= Godfrey Winham =

English-born music theorist and composer

Godfrey Winham (11 December 1934 – 26 April 1975) was an English-born music theorist and composer of contemporary classical music who moved to the United States.

While in the UK, Winham studied with Hans Keller, and contributed brief reviews and structural summaries of new works to The Music Review.

In 1956 he married the singer and contemporary music specialist Bethany Beardslee. He received his B.A. (1956), M.F.A. (1958), and Ph.D. (1965) all at Princeton University and remained there after his graduation as a lecturer and research associate in the field of computer-generated electronic sound. During the 1960s he was an influential figure in American music theory circles, even though his list of publications was not extensive. His large collection of mostly unpublished documents and papers is held at Princeton University.

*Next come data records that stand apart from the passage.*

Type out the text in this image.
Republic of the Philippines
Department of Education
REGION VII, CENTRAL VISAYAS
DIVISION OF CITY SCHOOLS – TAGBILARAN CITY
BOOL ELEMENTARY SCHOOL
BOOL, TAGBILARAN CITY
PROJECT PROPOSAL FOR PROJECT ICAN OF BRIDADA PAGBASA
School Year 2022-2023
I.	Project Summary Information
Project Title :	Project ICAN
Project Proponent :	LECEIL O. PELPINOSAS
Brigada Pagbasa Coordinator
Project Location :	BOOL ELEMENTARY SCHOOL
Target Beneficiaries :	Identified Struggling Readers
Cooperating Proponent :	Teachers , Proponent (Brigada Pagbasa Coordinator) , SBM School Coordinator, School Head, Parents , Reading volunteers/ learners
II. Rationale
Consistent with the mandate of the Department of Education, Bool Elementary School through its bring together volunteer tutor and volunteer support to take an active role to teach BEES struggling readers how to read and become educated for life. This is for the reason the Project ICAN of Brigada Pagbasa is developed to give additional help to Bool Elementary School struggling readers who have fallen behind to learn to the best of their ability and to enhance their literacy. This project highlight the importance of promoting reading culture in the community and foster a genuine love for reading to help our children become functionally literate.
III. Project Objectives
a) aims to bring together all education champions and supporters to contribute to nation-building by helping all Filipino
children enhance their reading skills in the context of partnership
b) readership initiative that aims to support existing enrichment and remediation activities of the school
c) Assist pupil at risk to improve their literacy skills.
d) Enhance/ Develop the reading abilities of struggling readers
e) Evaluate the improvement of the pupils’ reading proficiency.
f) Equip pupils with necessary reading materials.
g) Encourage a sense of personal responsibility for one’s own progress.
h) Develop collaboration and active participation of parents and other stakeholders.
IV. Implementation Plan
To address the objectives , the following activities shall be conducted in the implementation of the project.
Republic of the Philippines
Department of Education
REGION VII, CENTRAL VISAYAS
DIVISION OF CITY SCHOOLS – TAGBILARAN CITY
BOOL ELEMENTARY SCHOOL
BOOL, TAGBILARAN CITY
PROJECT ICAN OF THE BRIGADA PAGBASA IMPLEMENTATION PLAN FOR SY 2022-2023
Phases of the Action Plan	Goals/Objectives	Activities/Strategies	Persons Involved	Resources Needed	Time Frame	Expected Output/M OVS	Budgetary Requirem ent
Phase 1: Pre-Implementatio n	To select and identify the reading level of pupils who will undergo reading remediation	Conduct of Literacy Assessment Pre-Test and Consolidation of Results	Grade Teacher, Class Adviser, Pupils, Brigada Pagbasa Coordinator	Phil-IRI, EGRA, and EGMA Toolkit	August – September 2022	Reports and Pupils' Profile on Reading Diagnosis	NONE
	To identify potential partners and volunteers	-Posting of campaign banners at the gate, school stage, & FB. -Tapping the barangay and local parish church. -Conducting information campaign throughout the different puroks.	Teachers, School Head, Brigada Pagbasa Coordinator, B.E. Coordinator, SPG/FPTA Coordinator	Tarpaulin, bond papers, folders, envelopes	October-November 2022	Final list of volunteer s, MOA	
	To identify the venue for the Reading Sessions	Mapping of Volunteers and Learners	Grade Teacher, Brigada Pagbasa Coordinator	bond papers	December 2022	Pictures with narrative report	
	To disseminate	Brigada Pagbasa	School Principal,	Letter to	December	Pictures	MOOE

== Music by Godfrey Winham ==
- Scherzo (for piano solo), Op. 3, 1953.
- Composition for Orchestra, 1963.
- Sonata for Orchestra (unfinished), 1975.

== Writings by Godfrey Winham ==
- "Composition with Arrays": Perspectives of New Music 9, no. 1 (Fall-Winter): 43–67.

== Writings about Godfrey Winham ==
- Leslie David Blasius: The Music Theory of Godfrey Winham, Princeton University Press, 1997.